Actuellement, le soin découle principalement de l’effort silencieux des familles (surtout des femmes) qui effectuent des tours de force pour soigner leurs petits-enfants, leurs proches pas si petit·e·s et leurs ainé·e·s, avec des conséquences quotidiennes sur leur santé, leur bien-être et leurs projets de vie à court, moyen et long terme. Cet engagement est complété, en premier lieu, par l’existence de programmes, de services, de congés et de prestations publiques. Ceux-ci sont indispensables pour réduire la charge de soins des familles, mais s’avèrent souvent insuffisants, ne garantissant pas toujours l’accès à qui en a besoin et ne s’adaptant pas toujours aux conditions de celles et ceux qui y accèdent. Deuxièmement, il ne faut pas perdre de vue la solidarité, entre autres, de voisin·e·s ou d’ami·e·s. Cette solidarité s’avère indispensable pour accompagner le soin de manière communautaire, mais elle reproduit souvent la division sexuée du travail prévalant dans les foyers et se déroule dans un contexte où les relations de voisinage et les rapports communautaires perdent leur intensité et s’atomisent. Finalement, il est crucial de rendre visible la croissance du soin comme niche économique en réponse à l’augmentation de sa demande sociale. Cette réponse se traduit souvent dans la supposée couverture d’un besoin basique comme le soin en générant de nouvelles sources de commerce, de précarité du travail et d’exclusions sociales.

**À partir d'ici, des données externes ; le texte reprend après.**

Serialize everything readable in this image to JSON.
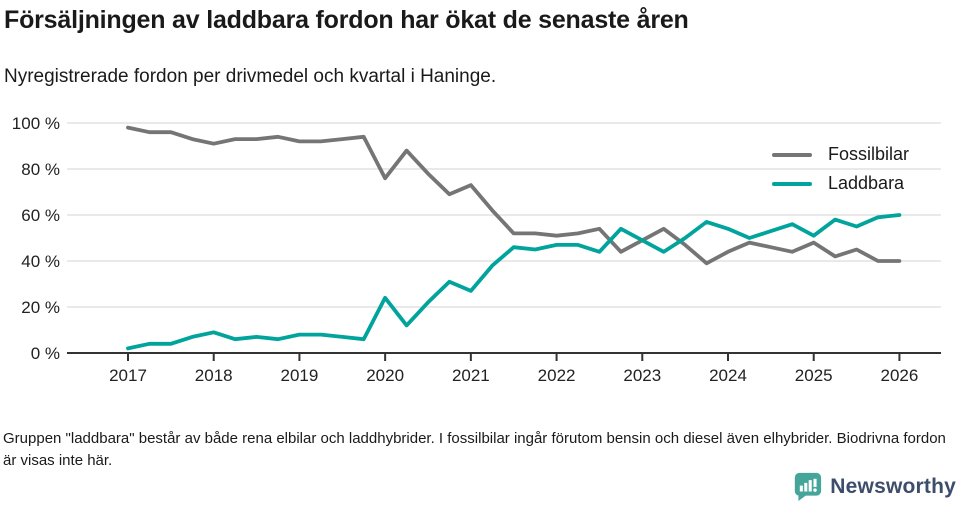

Face à cette situation se font entendre les voix demandant une réflexion généralisée sur l’organisation sociale du soin. Ces dernières années, de nombreuses études et travaux analytiques ont ouvert la voie vers la construction d’un agenda politique transformateur et féministe. Dans un cadre pluriel qui se propose d’alimenter ce débat, l’objectif de cet article est de contribuer à définir quels devraient être les principaux axes d’une politique féministe et de démocratisation du soin.
Partant de la prémisse que le soin constitue un ciment indispensable de notre vie commune et qu’il doit donc être mis au centre des priorités politiques, sociales et économiques, l’objectif de démocratisation des soins doit s’adresser tant aux personnes qui les donnent qu’à celles qui les reçoivent. Cet objectif se réfère premièrement à la reconnaissance du soin comme partie centrale de la vie socio-économique ; deuxièmement à la promotion de la coresponsabilité de l’ensemble des acteurs sociaux pour garantir l’accès à un soin digne et de qualité ; et troisièmement à un plaidoyer clair pour éradiquer les inégalités sociales caractérisant la délivrance et la réception du soin.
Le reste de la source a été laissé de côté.